The pmalloc() family is not intended to be used with the bandwidth modeling. Use numactl for instance to bind CPU and memory of the used application to the intended NUMA node depending. The bandwidth emulator considers the virtual NVRAM node only (in the configuration with two sockets). So it is required the application to keep processes/threads and data on the same NUMA node for bandwidth experiments.

Automated Benchmark Runs

We have created several automated tests with benchmark runs and output analysis for testing the correctness of configured emulation environment and the accuracy of expected results.
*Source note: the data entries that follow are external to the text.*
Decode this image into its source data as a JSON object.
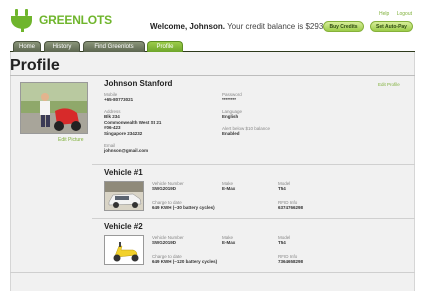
{
  "brand": {
    "name": "GREENLOTS",
    "color": "#6fb52c",
    "icon": "plug-icon"
  },
  "top_links": {
    "help": "Help",
    "logout": "Logout"
  },
  "welcome": {
    "prefix": "Welcome, Johnson.",
    "balance_text": "Your credit balance is $293.08"
  },
  "buttons": {
    "buy_credits": "Buy Credits",
    "set_auto_pay": "Set Auto-Pay"
  },
  "tabs": [
    {
      "label": "Home"
    },
    {
      "label": "History"
    },
    {
      "label": "Find Greenlots"
    },
    {
      "label": "Profile",
      "active": true
    }
  ],
  "page": {
    "title": "Profile"
  },
  "profile": {
    "name": "Johnson Stanford",
    "edit_profile": "Edit Profile",
    "edit_picture": "Edit Picture",
    "mobile": {
      "label": "Mobile",
      "value": "+65-80773021"
    },
    "password": {
      "label": "Password",
      "value": "********"
    },
    "address": {
      "label": "Address",
      "lines": [
        "Blk 234",
        "Commonwealth West St 21",
        "#06-423",
        "Singapore 234232"
      ]
    },
    "language": {
      "label": "Language",
      "value": "English"
    },
    "alert": {
      "label": "Alert below $10 balance",
      "value": "Enabled"
    },
    "email": {
      "label": "Email",
      "value": "johnson@gmail.com"
    }
  },
  "vehicles": [
    {
      "title": "Vehicle #1",
      "vehicle_number": {
        "label": "Vehicle Number",
        "value": "SWG2019D"
      },
      "make": {
        "label": "Make",
        "value": "E-Max"
      },
      "model": {
        "label": "Model",
        "value": "T54"
      },
      "charge": {
        "label": "Charge to date",
        "value": "649 KWH (~30 battery cycles)"
      },
      "rfid": {
        "label": "RFID Info",
        "value": "6374766298"
      }
    },
    {
      "title": "Vehicle #2",
      "vehicle_number": {
        "label": "Vehicle Number",
        "value": "SWG2019D"
      },
      "make": {
        "label": "Make",
        "value": "E-Max"
      },
      "model": {
        "label": "Model",
        "value": "T54"
      },
      "charge": {
        "label": "Charge to date",
        "value": "649 KWH (~120 battery cycles)"
      },
      "rfid": {
        "label": "RFID Info",
        "value": "7364658298"
      }
    }
  ]
}
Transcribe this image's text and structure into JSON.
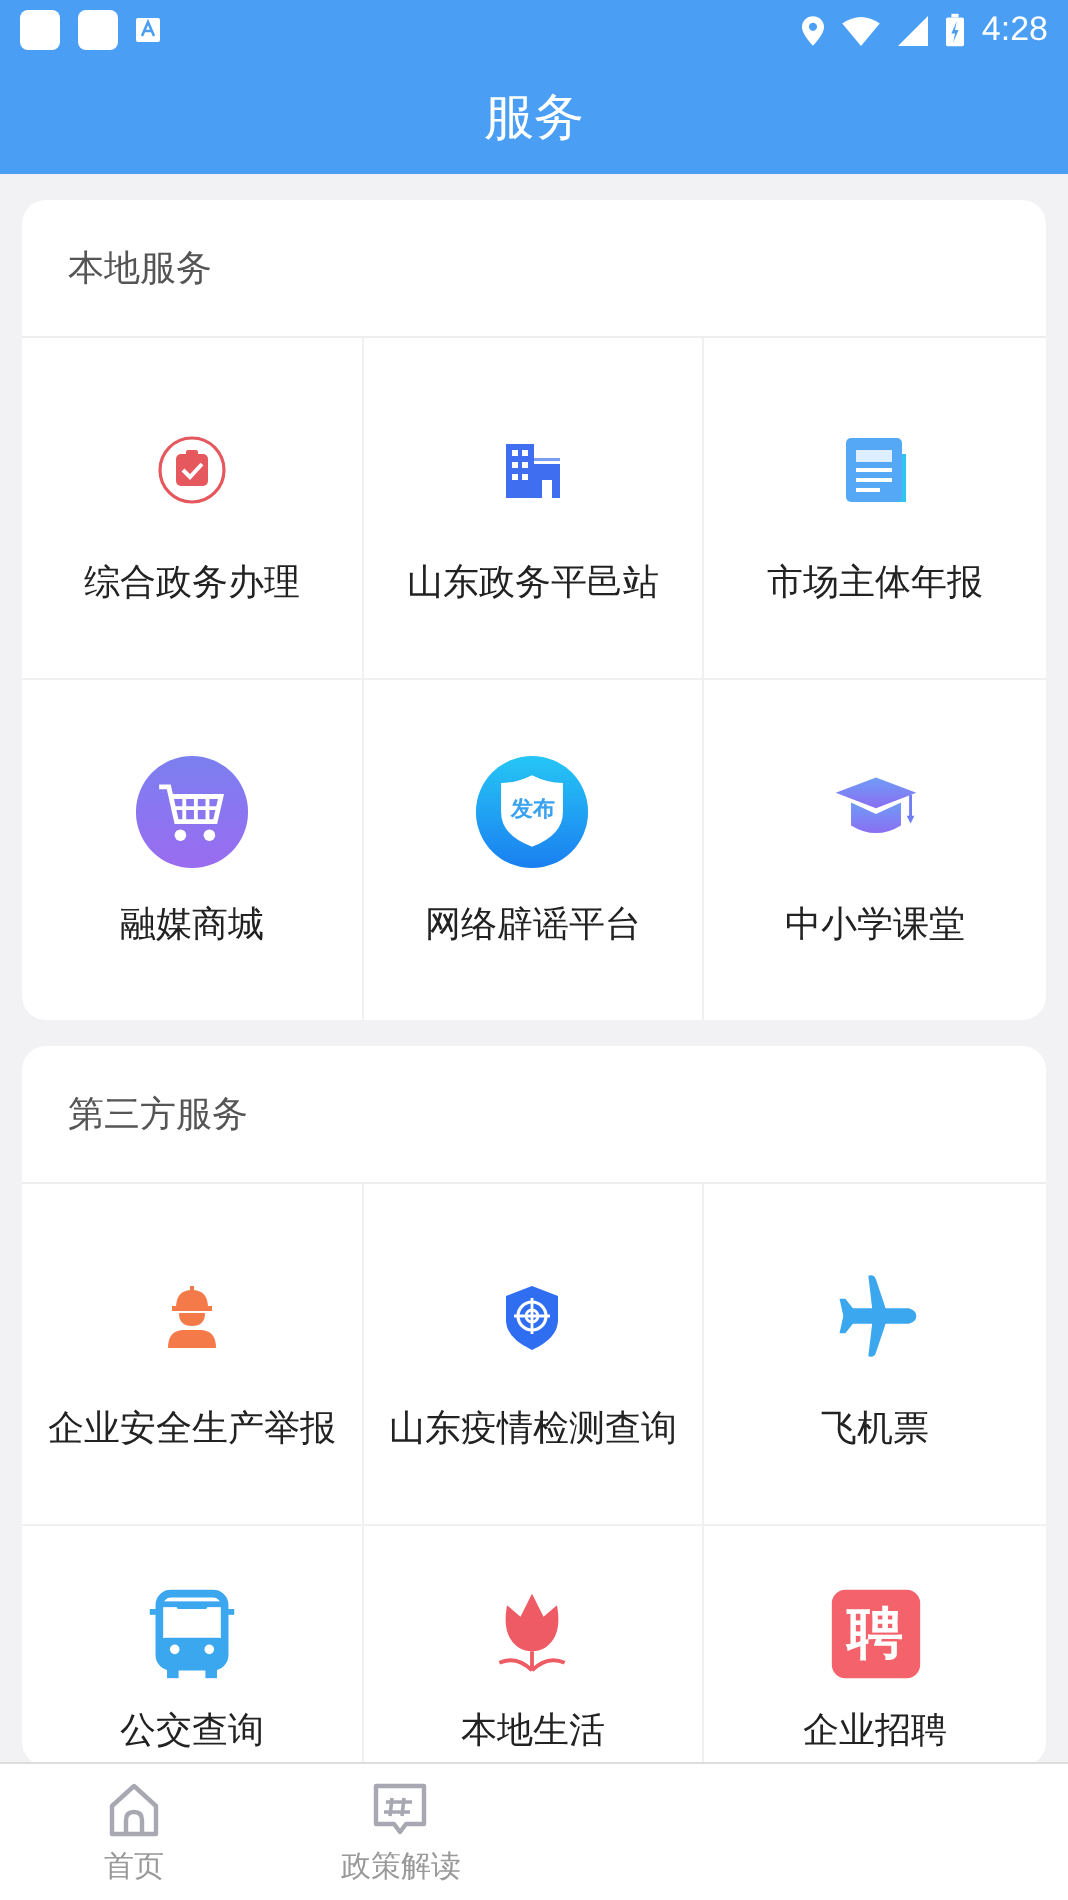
{
  "status_bar": {
    "time": "4:28"
  },
  "header": {
    "title": "服务"
  },
  "sections": [
    {
      "title": "本地服务",
      "items": [
        {
          "label": "综合政务办理"
        },
        {
          "label": "山东政务平邑站"
        },
        {
          "label": "市场主体年报"
        },
        {
          "label": "融媒商城"
        },
        {
          "label": "网络辟谣平台",
          "icon_text": "发布"
        },
        {
          "label": "中小学课堂"
        }
      ]
    },
    {
      "title": "第三方服务",
      "items": [
        {
          "label": "企业安全生产举报"
        },
        {
          "label": "山东疫情检测查询"
        },
        {
          "label": "飞机票"
        },
        {
          "label": "公交查询"
        },
        {
          "label": "本地生活"
        },
        {
          "label": "企业招聘",
          "icon_text": "聘"
        }
      ]
    }
  ],
  "bottom_nav": [
    {
      "label": "首页"
    },
    {
      "label": "政策解读"
    }
  ]
}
For details see [README-BENCHMARKS-TESTING.md] (https://github.hpe.com/labs/quartz/blob/master/README-BENCHMARKS-TESTING.md).

Limitations

The emulator functionality may be affected by certain conditions in user applications:

  • application sets threads CPU and memory affinity.
  • application opens much more concurrent threads than available cores per socket. Note that on DRAM+NVM emulation mode, half of the available CPU cores is not used for user threads.
  • application sets handler for SIGUSR1. Other:
  • Write memory latency is not yet implemented.
  • Write/Read memory bandwidth emulation cannot be set independently.
  • The signal handler may cause syscalls in the application to fail. It is recommended to implement retries at the application level as a good practice for syscalls.
  • Child process from fork() calls are not tracked by the emulator. As a workaround, the emulator could make the library initialization function available in the external API. Applications then should call this function in the beginning of the child process.
  • OpenMP applications may use synchronization primitives not based on pthreads which are currently not supported.
  • See Todo session for details.

Todo list

Please see accompanied TODO.dox or extended documentation for an extensive list.

#License

This program is free software; you can redistribute it and/or modify
it under the terms of the GNU General Public License as published by
the Free Software Foundation; either version 2 of the License, or (at
your option) any later version. This program is distributed in the
hope that it will be useful, but WITHOUT ANY WARRANTY; without even
the implied warranty of MERCHANTABILITY or FITNESS FOR A PARTICULAR
PURPOSE. See the GNU General Public License for more details. You
should have received a copy of the GNU General Public License along
with this program; if not, write to the Free Software Foundation,
Inc., 51 Franklin Street, Fifth Floor, Boston, MA 02110-1301, USA.

#Copyright

    (c) Copyright 2016 Hewlett Packard Enterprise Development LP

NOTE: This software depends on other packages that may be licensed under different open source licenses.